–To jakiś żart? – powiedział ten nowoprzybyły, białowłosy lekarz.
Pozostali potrząsnęli stanowczo głowami.
– Byłem przy niej od pierwszej chwili, kiedy tylko wynieśli ją z ambulansu. Ratownicy powiedzieli, że wyciągnęła kopyta, ale oddychała, kiedy wyciągnęli ją z karetki.
– Dostała dwie dawki propofolu – dodał drugi lekarz.
– To jak może tak siedzieć? – powiedział białowłosy lekarz.
Kate zaczęła odczuwać coraz większą frustrację z powodu tego, w jaki sposób o niej mówili, i że nie mówili do niej. To ona właśnie przeżyła traumatyczne wydarzenie, a oni traktowali ją jak cyrkowy gabinet osobliwości.

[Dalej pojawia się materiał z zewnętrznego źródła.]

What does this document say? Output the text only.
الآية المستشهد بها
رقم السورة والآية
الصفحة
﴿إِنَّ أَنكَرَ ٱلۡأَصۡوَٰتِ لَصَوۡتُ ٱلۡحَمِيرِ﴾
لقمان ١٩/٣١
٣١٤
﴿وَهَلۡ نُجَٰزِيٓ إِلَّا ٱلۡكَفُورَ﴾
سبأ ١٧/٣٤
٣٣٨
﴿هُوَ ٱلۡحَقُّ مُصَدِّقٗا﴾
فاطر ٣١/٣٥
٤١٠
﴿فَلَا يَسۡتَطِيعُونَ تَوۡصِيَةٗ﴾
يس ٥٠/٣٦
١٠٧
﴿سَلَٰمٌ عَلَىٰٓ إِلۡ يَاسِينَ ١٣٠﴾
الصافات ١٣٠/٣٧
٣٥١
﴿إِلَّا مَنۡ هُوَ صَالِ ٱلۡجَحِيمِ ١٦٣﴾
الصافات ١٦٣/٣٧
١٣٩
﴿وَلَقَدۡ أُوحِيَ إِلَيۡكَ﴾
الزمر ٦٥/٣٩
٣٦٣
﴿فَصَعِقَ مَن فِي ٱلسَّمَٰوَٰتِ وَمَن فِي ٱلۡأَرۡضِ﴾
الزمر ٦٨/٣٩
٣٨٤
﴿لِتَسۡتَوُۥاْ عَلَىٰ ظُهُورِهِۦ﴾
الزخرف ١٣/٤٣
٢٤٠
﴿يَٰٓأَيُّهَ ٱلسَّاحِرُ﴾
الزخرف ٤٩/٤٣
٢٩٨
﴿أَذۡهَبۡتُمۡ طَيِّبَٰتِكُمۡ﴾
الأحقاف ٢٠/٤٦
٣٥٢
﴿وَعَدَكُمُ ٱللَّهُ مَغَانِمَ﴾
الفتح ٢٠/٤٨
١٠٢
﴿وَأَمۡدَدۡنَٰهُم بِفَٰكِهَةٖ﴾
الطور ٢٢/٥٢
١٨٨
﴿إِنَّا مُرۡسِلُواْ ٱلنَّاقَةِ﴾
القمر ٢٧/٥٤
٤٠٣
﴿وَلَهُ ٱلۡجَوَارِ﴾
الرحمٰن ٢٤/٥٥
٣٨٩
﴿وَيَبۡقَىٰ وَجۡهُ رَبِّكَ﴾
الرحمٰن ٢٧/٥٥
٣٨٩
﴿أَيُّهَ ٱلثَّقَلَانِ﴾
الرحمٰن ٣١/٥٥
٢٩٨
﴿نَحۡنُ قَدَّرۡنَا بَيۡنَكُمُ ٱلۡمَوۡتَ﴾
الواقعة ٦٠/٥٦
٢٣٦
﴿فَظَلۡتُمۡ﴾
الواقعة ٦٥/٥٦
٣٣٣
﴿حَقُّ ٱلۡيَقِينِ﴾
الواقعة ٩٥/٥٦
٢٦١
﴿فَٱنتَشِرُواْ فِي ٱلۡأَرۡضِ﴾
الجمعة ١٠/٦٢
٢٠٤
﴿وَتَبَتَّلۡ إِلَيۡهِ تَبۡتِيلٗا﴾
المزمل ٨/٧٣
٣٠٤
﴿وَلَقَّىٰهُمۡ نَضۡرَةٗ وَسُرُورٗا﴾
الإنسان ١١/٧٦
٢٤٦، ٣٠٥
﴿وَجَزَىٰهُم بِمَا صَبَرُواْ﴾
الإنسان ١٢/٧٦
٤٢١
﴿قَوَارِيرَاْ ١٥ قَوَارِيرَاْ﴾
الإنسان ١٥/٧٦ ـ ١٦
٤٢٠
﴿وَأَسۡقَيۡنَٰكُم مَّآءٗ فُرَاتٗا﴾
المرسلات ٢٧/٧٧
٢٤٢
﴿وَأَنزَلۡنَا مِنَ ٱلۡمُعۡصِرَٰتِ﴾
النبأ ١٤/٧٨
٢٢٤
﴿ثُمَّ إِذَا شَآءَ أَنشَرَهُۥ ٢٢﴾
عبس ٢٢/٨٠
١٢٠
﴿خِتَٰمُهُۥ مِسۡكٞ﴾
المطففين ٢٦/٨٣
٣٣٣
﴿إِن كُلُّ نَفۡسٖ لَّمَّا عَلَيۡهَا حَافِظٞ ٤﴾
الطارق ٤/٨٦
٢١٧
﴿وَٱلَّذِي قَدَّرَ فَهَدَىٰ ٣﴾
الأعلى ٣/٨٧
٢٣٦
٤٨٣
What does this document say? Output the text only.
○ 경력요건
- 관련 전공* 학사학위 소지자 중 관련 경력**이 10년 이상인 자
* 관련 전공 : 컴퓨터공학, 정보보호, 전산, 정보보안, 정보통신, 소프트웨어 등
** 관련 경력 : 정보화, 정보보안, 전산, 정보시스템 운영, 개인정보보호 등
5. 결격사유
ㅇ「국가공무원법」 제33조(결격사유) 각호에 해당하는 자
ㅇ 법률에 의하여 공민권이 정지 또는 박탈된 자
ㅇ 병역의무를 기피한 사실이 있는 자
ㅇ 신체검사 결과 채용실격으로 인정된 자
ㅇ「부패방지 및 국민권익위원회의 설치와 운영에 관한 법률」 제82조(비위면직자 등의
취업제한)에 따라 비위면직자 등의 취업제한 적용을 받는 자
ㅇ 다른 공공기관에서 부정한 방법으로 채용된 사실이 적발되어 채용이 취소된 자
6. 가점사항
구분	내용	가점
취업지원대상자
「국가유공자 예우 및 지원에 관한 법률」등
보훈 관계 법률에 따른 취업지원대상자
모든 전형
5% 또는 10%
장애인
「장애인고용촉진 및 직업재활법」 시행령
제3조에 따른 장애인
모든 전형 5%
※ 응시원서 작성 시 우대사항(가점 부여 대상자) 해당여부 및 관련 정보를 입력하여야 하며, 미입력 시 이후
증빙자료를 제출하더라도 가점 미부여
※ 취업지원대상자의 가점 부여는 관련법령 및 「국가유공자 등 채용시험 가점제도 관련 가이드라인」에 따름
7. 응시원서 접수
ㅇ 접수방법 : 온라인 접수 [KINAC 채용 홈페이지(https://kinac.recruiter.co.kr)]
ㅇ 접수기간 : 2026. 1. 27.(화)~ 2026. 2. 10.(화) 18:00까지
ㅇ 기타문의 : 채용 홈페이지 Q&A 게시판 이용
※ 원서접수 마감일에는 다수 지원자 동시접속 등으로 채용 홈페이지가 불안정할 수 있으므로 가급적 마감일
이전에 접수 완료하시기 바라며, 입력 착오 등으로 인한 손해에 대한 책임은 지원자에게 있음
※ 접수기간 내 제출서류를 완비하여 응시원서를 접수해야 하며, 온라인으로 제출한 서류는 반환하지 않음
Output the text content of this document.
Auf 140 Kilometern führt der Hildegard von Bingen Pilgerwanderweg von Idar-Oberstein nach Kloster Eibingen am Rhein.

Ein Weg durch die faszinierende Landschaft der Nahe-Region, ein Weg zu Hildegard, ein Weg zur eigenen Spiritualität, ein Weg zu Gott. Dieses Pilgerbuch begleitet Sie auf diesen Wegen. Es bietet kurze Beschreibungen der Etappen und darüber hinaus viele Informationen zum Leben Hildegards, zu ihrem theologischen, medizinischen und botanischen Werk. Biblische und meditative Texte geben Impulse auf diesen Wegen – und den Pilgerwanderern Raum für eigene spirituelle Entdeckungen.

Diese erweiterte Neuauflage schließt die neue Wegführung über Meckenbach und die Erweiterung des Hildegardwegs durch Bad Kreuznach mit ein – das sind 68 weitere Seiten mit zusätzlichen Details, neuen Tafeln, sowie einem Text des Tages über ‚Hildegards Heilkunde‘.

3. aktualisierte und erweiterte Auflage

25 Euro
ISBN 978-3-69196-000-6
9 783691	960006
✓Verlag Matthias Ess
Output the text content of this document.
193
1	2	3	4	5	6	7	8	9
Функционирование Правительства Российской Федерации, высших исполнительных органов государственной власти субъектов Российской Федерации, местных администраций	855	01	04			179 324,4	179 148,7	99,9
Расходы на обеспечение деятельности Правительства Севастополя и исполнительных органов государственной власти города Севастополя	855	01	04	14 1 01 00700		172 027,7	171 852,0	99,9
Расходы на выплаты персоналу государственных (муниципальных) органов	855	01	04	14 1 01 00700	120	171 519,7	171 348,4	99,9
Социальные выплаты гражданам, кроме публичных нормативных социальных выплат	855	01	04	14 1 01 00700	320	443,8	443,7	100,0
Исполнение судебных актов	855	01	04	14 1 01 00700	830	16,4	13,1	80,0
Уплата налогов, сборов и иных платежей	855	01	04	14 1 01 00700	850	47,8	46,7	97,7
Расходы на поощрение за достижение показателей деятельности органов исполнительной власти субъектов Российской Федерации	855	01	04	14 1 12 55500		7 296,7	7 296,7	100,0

– Cześć – powiedziała, poczuwszy ulgę, że tuba nie wyrządziła nic złego jej gardłu. – Myślę, że czuję się już lepiej. Mogę iść do domu? Nie widzę sensu, by niepotrzebnie martwić moją rodzinę.
Próbowała wstać, ale lekarze usadzili ją z powrotem na łóżku.
– Nie, zaczekaj. Przykro mi, ale nie możesz iść dopóki cię nie zbadamy. Możesz mieć uszkodzony mózg.
– Jestem całkiem pewna, że nie – powiedziała Kate. – Chcecie, żebym powiedziała alfabet od końca lub coś tym rodzaju?
Lekarz z białą czupryną spojrzał osłupiały na pozostałych. W końcu zadał pytanie, które wszyscy mieli na końcu języka:
– Czym ty jesteś?
ROZDZIAŁ SZÓSTY
Rodzice Kate przyjechali do szpitala dopiero kilka godzin później. Jej tata nie mógł (lub nie chciał) wyjść wcześniej z pracy. Jej mama, mimo, że została jako pierwsza powiadomiona telefonicznie przez szpital, była „zbyt zajęta.” Było już około siódmej wieczorem, kiedy pojawił się ktokolwiek z rodziny. Szpital spróbował nawet dotrzeć do Madison, która w wieku osiemnastu lat była najbliższą jej „osobą dorosłą”, z którą łączyły ją więzi rodzinne. Ale była zbyt zajęta „ważnym” konkursem drużyn cheerleaderek po szkole – najwyraźniej znacznie ważniejszym od życia siostry – i nie przyszła.
W tym czasie odwiedzili ją przeróżni lekarze i pielęgniarki, wszyscy równie skonsternowani. W końcu doszli do przekonania, że robiła sobie z nich jakieś chore żarty, że improwizowała cały ten wypadek, by przyciągnąć do siebie uwagę. Odczucie to podzielili również jej rodzice, kiedy w końcu przyjechali do szpitala.
– Nic złego nie dolega państwa córce – lekarze powiedzieli jej mamie i tacie. – Przynajmniej pod względem fizycznym. Jednak chęć zwrócenia uwagi objawiająca się w działaniu o takiej skali sugeruje jakiś rodzaj zaburzenia psychicznego.
– Zaburzenie psychiczne, twierdzi pan? – powiedziała mama.
– Możemy dać pani skierowanie do terapeuty, jeśli pani na tym zależy.
Mama spojrzała na tatę.
– Nie jestem pewna, czy pokryje to ubezpieczenie.